Typically, functional paradigms employed by fMRI fall into one of two categories: block designs and event-related designs. In block paradigms, functional tasks are organized into blocks that alternate throughout the functional scan at regular intervals. In addition, block paradigms often employ a stimulus, such as a visual or auditory cue, to perform a given task, the stimulus being presented to the subject such that a desired task is initiated. This approach can confound functional analysis, however, since unwanted neuronal activation is often produced in response to the stimulus. For example, if a subject is presented with a visual cue, neuronal activation in response to processing the visual information is produced. This neuronal activation results in cognitive function being represented in the functional images in portions of the brain where activation may not be desired, such as the visual cortex, for the particular application at task. In contrast to block paradigms, functional tasks in event-related paradigms are typically pseudo-random single events or rapid repetitions thereof. While pseudo-random in presentation, event-related paradigms still rely on predetermined timing of when functional tasks are to occur. Moreover, in many cases, external stimuli are still required to induce the desired functional task.

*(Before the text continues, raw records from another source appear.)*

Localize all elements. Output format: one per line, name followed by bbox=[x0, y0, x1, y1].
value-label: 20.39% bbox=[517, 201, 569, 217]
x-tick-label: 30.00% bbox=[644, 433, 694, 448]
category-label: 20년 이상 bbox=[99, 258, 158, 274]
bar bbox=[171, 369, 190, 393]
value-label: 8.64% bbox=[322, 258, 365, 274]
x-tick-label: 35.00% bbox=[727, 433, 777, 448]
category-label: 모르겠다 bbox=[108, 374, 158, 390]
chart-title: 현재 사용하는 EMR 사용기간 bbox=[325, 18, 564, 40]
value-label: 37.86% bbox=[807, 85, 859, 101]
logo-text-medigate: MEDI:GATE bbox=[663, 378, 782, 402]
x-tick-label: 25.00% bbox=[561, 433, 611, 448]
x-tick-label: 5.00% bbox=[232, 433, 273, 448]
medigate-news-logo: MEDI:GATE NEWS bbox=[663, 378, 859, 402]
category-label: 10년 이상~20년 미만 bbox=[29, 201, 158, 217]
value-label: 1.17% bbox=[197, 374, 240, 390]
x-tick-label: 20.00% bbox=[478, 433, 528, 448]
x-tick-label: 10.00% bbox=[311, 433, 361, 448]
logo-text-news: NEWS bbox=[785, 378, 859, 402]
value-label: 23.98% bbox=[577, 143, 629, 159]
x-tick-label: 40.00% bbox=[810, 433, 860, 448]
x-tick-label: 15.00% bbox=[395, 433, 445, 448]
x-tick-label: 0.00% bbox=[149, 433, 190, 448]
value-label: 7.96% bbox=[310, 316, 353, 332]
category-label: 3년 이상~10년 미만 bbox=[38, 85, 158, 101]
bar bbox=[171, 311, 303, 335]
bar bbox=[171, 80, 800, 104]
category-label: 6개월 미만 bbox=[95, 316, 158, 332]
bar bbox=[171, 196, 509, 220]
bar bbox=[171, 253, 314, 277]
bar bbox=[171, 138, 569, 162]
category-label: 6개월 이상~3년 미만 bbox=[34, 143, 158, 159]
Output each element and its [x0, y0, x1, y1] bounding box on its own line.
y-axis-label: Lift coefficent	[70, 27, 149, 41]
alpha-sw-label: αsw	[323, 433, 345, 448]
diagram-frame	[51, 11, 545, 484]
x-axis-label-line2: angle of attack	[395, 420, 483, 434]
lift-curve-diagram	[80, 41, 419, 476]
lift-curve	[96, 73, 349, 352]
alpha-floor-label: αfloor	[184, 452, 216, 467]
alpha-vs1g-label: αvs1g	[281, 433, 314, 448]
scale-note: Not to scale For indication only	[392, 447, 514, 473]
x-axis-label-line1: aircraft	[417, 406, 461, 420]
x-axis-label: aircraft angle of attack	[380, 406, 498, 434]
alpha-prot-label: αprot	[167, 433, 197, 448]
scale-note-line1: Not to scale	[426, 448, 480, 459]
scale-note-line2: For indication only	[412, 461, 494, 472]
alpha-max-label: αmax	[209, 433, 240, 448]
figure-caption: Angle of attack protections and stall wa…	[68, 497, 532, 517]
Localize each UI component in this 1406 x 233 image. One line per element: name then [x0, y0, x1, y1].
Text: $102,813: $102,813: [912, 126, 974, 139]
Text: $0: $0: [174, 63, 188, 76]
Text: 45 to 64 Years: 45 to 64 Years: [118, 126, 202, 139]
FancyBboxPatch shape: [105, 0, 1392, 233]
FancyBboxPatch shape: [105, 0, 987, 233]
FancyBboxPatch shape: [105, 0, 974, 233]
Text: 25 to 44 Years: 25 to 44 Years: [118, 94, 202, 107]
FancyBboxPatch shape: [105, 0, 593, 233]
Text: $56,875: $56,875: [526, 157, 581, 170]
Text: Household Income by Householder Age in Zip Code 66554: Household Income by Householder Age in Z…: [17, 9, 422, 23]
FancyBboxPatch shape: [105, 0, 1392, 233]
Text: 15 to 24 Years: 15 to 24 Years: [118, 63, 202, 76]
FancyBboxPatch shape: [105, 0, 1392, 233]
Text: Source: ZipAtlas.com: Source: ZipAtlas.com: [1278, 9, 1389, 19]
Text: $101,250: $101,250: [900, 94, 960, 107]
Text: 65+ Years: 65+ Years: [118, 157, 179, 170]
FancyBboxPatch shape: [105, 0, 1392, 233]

In general, fMRI analyses proceed by performing statistical analyses between estimates of the expected hemodynamic response and BOLD signal changes that are indicative of the functional paradigm design, that is, the timing of the functional tasks performed by the subject, utilized when acquiring the image data. A mathematical model produced around the functional paradigm thereby forms the basis for statistical analysis, focusing on voxels whose signal changes correspond to the timing of the functional task. Therefore, a priori information about the times at which a functional task is performed is required before a subject is imaged.